| Maintenance Budget cut by 70%
The Maintenance Manager is told the Maintenance Budget has been cut by 70%.
Has the Director of the company who drives a luxury German car cut the kilometres he drives in this car by 70% or is the cost of maintenance on his car not part of his savings drive?
Has the Director been to the dealership where his car is serviced and then told them to replace the anti-freeze, brake fluid, gear box oil, diff oil and engine oil they recommend with cheap, inferior lubricants that he has shopped around for at his local discount spares shop.
Probably not. So why is it that he will do it with the company's production equipment. The equipment that pays his salary and the repayments on his car.
Does he question and discuss the reasons for the cost of items such as engine oils, gear oils, antifreeze and brake fluid before he hands over the petrol card and signs the service bill.
Probably not. He will just accept the charge as normal and acceptable for the maintenance of his vehicle in order to keep its re-sale value and continue to be reliable in operation for many years.
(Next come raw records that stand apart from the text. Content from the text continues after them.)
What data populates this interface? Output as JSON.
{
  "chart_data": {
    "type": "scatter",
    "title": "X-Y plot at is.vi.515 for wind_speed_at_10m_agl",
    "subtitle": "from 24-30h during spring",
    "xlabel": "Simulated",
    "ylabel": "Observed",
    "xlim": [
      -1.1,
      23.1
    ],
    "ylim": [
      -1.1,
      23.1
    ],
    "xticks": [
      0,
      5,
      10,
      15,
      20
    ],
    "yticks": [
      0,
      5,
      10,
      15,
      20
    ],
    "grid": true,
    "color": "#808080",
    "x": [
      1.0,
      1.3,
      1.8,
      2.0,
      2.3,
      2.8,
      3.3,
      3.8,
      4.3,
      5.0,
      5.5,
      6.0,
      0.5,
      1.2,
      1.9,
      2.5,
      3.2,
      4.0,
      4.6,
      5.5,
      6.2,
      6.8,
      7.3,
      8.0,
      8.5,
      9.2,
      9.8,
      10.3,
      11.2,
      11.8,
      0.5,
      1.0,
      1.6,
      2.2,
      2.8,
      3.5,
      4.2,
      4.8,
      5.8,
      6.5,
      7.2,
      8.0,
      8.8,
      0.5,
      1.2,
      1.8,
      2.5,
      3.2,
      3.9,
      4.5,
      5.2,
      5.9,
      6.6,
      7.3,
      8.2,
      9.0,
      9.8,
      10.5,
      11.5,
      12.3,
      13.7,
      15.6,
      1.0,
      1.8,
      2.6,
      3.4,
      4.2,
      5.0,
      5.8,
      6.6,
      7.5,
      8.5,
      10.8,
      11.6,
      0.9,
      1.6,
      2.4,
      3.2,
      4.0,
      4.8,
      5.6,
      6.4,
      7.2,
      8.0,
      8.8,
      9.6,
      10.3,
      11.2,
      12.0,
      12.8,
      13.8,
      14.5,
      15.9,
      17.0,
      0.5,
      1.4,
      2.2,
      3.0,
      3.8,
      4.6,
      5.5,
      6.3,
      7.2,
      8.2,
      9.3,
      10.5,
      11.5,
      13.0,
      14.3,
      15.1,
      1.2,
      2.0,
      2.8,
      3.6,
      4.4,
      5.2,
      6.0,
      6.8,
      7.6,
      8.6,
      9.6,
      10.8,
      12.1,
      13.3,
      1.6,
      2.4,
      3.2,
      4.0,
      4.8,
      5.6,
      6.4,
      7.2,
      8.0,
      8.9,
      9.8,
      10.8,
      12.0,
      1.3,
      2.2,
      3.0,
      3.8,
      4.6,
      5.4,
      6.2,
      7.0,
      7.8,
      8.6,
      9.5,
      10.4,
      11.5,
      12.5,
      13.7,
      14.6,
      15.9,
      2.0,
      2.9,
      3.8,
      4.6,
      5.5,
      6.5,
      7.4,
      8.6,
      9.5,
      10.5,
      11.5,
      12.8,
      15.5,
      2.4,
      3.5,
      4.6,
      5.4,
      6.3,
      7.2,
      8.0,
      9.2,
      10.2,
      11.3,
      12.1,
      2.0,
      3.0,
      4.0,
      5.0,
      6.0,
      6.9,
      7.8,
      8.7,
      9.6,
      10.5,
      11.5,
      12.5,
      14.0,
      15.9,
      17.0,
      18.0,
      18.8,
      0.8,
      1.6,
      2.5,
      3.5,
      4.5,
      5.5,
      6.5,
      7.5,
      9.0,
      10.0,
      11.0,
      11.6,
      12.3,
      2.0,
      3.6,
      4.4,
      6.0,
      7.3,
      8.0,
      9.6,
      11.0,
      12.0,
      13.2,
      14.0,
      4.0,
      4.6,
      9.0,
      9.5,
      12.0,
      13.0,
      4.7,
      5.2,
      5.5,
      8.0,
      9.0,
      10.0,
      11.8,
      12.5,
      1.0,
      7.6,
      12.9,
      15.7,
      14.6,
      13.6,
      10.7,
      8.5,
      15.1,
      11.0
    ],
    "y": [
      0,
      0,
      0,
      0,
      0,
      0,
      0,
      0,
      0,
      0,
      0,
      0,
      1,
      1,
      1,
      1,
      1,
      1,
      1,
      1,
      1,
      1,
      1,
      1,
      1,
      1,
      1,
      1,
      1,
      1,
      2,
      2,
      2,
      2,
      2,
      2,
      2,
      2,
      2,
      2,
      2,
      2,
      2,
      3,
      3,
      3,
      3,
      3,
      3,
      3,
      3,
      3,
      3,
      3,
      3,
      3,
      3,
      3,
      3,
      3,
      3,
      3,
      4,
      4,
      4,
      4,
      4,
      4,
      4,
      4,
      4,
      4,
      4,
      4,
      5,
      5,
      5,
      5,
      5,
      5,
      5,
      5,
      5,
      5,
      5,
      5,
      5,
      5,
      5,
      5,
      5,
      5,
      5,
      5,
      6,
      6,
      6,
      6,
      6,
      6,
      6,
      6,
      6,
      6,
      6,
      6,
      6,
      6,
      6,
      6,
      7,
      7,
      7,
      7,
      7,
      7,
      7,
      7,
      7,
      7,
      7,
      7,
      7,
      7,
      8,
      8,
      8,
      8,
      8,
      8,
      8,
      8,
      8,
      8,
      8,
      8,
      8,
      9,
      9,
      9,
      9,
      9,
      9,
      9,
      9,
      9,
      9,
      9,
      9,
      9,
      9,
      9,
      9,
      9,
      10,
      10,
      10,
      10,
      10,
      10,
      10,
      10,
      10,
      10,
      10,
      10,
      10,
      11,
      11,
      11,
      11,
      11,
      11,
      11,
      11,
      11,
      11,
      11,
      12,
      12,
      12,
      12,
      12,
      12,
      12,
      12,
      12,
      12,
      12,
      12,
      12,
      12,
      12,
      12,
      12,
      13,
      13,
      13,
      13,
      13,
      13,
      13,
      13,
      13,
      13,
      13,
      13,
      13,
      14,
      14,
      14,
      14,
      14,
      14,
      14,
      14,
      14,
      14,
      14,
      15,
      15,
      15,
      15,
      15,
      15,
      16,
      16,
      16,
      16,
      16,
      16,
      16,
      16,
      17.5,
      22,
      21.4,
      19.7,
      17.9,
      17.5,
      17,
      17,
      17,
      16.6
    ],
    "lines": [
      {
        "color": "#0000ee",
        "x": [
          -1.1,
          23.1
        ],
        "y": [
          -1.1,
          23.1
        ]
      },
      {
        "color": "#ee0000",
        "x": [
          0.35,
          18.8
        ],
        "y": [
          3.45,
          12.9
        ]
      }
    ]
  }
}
He will accept that the workshop has followed the recommendations specified by the manufacturer without any shortcuts or using products without the vehicle manufacturer’s approvals.
What will the result of this new Maintenance policy be on the Return on Investment on the manufacturing equipment over the next 10 years.
For the first year maintenance costs may be reduced slightly, but in following years the maintenance costs will rise steeply and very quickly negate the savings of the first year.
The life of any component will be increased three times by the use of the correct lubricant and the result will be huge savings in consequential losses due to downtime.
Three times as expensive but eight times the service life out of synthetics, when compared to mineral oil
Using the correct lubricants can reduce electrical consumption by 7.5%
Using the correct lubricant in a specific application will reduce lube maintenance, repair and replacement costs by 20%
Savings in investment due to higher utilisation ratios and greater machine efficiencies
Savings in investment through increased equipment and machinery life
Do everything you can to save money, make Friday a half day for your tea lady and make your own tea, but never cut corners on the money spent on the correct selection, application and purchase of lubricants for your machinery and equipment.